Candesartan (Amias) could prove to be an effective agent for migraine prophylaxis, according to the results of a small placebo-controlled study.

The researchers say that the response rate, lack of side effects and absence of drug interactions mean that the angiotensin II receptor antagonist warrants further study in a larger trial. In all, 60 patients aged 18 to 65 years who suffered between two and six migraine attacks per month were randomised to receive either candesartan 16mg or placebo for 12 weeks after a four-week placebo run-in phase. Then, after a second four-week period on placebo, the two groups had their therapies switched for a further 12 weeks.

The main study end point was number of days with headache. Secondary end points included the number of hours with headache, days when migraine was present, total hours with migraine, severity of headache, disability, number of doses of triptans and analgesics, and acceptability of treatment.

On average patients treated with candesartan had 4.9 fewer days with headache than placebo-treated patients (18.5 vs 13.6, P=0.001). Candesartan-treated patients also experienced 36 per cent fewer hours with migraine compared with placebo-treated patients. Headache severity was also reduced among the candesartan group compared with placebo.

Between 32 and 46 per cent of patients responded to candesartan treatment, defined as at least a 50 per cent reduction on at least one of the efficacy outcomes. Although no mode of action for candesartan as a migraine prophylactic has been proven, the researchers say blocking angiotensin II has several effects relevant to migraine. These include direct vasoconstriction, increased sympathetic discharge and release of adrenal medullary catecholamine.
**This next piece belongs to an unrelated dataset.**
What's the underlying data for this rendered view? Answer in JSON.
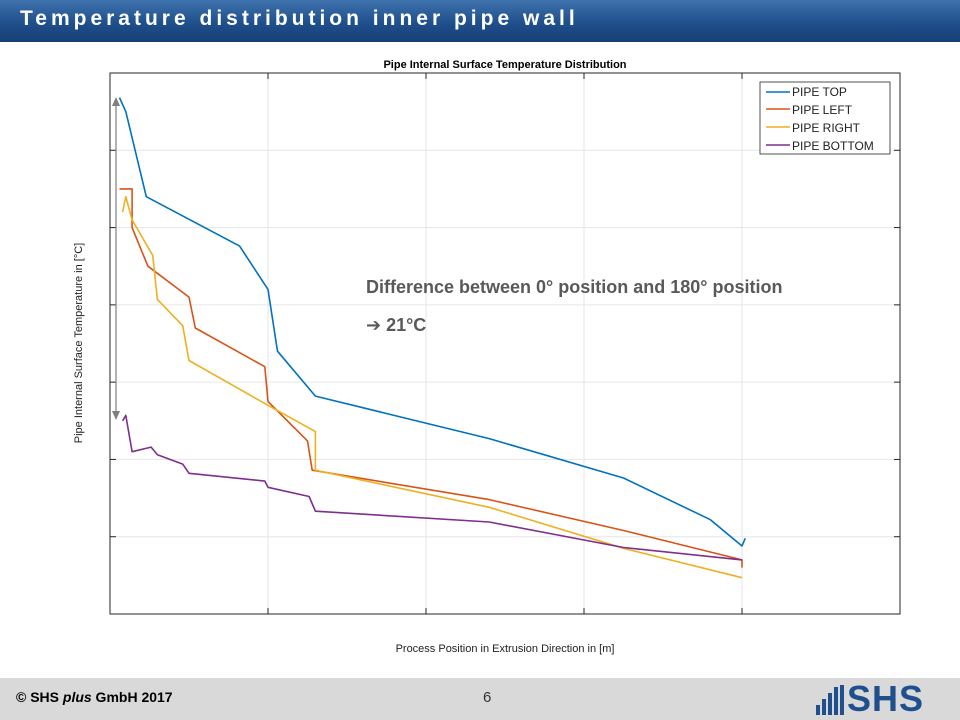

However, the characteristics of the drug itself "may make it suitable as a migraine prophylactic drug", they write. "In this study the incidence of adverse effects attributable to candesartan was similar to that for placebo, and it has no significant drug interactions," comment the authors.

They add that candesartan does not affect pulse rate and can safely be used in patients with asthma (JAMA 2003;289:65).